Fortunately, you have something big in your favor. She has plenty of brothers and sisters.

So even if your lover decides to abandon tradition, her parents can still fulfill their family role.

If I were addressing your lover, there are a few things she could do to try and ease her parent’s concerns.

She could probe them delicately and mention some same-sex couples casually and gauge their reaction. She could highlight some examples of celebrity same-sex couples who are very happy and successful in life.

But I’m not writing to your lover. This is for you.

And you can’t control what’s going on with her parents or how they feel about you. You can’t even control your own lover.

The good news is that you can control your thoughts and your emotions around the situation. And that’s the first step to help you feel better.

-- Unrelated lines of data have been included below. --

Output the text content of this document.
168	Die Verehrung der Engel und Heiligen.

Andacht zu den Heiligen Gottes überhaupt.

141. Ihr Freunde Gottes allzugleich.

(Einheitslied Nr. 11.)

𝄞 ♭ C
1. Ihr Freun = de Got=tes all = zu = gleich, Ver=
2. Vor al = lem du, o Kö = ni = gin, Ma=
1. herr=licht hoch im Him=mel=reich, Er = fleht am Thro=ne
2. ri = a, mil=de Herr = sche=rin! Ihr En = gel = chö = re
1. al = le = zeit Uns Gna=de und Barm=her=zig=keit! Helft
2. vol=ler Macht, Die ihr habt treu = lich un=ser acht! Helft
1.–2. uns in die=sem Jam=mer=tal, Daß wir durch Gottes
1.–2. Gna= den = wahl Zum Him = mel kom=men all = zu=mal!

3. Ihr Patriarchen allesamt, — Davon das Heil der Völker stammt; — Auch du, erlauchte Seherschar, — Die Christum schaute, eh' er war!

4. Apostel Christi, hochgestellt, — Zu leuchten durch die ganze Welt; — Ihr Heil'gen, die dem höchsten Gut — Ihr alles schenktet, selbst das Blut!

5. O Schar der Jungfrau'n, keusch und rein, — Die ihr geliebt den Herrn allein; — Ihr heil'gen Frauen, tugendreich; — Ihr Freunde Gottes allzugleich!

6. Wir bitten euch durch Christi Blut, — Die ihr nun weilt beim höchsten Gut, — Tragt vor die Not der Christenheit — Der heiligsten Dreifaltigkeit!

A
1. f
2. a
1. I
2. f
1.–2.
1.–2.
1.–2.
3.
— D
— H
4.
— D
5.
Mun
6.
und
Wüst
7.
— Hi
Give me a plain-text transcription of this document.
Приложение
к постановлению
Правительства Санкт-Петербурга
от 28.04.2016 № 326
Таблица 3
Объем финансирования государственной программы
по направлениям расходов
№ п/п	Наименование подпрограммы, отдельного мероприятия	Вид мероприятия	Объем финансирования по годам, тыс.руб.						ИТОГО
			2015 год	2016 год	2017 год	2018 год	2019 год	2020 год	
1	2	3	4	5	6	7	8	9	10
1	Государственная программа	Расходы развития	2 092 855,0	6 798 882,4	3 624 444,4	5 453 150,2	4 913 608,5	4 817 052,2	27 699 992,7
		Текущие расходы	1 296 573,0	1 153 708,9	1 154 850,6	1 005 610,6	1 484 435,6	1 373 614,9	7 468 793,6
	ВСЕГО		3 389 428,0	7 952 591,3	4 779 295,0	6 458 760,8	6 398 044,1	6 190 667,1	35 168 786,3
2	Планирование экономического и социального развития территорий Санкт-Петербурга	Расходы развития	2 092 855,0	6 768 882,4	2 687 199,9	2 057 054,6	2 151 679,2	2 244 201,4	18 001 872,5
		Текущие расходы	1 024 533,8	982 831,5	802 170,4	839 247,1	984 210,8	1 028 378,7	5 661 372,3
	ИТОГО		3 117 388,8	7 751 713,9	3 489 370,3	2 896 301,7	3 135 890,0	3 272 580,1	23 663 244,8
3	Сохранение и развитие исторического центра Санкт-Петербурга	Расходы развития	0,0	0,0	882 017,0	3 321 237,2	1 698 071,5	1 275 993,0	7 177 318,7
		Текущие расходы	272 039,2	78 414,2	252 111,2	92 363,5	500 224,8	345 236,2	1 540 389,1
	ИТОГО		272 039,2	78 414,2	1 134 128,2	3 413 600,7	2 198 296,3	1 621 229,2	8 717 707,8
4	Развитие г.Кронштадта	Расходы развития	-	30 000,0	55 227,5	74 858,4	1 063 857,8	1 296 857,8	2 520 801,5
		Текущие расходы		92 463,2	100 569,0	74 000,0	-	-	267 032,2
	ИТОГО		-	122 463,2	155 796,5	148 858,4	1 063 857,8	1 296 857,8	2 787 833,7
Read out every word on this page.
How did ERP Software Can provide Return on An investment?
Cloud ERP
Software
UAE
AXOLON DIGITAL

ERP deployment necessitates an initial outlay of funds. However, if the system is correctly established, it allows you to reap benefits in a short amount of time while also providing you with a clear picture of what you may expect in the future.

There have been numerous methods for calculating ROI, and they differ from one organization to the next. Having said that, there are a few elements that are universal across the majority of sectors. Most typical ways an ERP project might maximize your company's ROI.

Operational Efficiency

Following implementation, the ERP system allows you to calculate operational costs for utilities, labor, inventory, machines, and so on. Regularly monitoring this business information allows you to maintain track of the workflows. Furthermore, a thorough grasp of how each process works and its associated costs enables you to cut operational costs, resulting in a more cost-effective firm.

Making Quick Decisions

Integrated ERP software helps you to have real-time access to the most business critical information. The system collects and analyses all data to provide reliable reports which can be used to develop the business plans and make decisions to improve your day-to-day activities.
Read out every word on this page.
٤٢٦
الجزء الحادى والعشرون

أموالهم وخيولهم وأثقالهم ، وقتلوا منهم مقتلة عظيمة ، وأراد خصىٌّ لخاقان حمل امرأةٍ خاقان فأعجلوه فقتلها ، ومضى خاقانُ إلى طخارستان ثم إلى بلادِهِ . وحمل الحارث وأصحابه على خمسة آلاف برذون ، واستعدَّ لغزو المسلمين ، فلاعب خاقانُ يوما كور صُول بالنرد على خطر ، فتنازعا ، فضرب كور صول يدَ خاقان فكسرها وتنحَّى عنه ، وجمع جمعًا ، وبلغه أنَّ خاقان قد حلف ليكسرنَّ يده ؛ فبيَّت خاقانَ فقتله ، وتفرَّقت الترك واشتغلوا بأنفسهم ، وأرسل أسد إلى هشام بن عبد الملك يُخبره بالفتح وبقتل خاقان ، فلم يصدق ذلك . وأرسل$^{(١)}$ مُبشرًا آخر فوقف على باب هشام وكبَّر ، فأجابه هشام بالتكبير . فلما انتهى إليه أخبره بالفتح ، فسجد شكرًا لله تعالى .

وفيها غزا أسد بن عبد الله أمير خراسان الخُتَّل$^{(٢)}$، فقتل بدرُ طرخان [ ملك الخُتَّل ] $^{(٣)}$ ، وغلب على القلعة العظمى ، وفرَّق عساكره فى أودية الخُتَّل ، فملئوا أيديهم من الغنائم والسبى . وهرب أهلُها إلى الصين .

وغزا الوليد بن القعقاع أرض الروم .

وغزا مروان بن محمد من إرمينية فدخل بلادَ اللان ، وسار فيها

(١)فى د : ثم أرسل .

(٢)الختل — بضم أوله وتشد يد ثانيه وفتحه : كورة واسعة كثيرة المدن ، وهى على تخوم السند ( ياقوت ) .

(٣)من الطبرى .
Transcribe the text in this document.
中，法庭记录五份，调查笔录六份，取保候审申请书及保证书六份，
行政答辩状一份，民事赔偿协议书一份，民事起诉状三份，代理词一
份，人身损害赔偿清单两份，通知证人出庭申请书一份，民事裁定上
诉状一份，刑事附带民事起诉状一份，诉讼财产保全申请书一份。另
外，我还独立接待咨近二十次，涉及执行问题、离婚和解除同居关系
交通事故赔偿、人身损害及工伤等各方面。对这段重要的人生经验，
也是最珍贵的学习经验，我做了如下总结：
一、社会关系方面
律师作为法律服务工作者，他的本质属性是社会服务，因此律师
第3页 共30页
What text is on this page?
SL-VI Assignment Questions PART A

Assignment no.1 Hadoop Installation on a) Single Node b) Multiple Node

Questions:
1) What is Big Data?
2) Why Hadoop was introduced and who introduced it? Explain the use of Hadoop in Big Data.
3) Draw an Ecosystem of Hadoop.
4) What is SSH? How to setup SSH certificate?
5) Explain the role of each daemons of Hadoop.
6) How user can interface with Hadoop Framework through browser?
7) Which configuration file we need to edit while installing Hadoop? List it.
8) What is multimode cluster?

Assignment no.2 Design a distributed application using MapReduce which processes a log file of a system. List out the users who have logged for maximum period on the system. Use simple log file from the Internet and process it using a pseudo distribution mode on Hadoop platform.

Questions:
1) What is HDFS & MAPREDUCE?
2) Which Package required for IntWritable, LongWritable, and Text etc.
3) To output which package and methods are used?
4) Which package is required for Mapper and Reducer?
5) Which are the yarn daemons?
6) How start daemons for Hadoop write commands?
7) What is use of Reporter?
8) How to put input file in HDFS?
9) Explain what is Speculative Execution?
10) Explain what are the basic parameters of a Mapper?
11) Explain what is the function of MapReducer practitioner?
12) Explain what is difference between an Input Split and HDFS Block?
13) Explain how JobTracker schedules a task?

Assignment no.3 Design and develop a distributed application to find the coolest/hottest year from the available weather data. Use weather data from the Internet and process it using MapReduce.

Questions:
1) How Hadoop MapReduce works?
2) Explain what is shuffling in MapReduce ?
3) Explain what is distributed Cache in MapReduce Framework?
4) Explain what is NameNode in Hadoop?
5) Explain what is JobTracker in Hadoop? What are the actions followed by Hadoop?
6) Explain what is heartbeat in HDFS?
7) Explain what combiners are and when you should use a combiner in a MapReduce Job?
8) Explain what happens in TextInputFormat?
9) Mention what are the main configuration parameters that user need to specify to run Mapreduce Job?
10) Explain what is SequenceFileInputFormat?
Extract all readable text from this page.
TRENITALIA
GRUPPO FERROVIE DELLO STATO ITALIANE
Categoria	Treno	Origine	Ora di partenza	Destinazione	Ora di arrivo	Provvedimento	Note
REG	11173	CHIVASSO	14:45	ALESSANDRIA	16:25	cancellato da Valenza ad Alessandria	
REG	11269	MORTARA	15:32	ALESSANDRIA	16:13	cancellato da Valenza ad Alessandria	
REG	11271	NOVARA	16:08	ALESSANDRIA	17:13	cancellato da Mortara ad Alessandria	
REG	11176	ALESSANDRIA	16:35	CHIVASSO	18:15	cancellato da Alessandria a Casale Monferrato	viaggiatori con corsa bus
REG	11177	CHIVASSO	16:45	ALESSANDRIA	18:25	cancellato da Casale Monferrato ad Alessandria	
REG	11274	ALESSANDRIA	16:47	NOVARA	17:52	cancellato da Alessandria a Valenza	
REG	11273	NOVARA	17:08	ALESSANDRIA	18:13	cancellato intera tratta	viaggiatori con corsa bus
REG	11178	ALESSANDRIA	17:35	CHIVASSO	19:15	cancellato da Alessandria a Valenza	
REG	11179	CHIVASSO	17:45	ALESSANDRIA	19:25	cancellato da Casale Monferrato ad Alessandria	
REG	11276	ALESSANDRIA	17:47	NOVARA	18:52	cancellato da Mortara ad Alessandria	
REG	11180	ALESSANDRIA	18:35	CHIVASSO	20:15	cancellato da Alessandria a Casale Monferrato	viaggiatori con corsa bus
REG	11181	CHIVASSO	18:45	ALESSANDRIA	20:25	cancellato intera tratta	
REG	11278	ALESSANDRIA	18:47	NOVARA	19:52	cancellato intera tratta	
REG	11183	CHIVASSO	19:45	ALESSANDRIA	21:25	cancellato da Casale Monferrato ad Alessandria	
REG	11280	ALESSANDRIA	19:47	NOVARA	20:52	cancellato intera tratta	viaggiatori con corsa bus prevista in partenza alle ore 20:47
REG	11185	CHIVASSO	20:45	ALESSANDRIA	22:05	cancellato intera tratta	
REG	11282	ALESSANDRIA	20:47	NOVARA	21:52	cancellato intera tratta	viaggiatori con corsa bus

Rather than trying to get in there yourself and orchestrate all these factors that you have no control over so that you can feel better about your relationship - let’s turn the whole thing upside down.

First, start to feel better about the relationship.

How? By letting go of the details and thinking more generally about the entire situation.

Realize that you aren’t the first one to be in this predicament. There are over a billion Chinese people on the planet. Even if only 1% of them (and you and I both know it’s much, much higher) have a successful, same-sex relationship...that’s over a million people who have gone before you.

Remember it’s not your job to convince anyone of anything. Your purpose in this relationship is to love and enjoy it. Let go of insisting that there is only one way, one person, or one channel for your happiness.

You can never win the approval of everyone. That’s impossible - there are too many people out there with too many agendas.

When you approve of yourself, and believe wholeheartedly that you are the best thing on this planet for the one you love...then others will feel compelled to approve of you too.

Ultimately, her parents do wish her happiness and joy. And if you strongly intend to offer her the most happiness - her parents will pick up on your powerful intention.

Then those around you will watch in amazement as you and your lover do achieve the “impossible” relationship.

Apr 19, 2012
thank you so much
by: Anonymous

thank you so much,
You are really kind through your answer.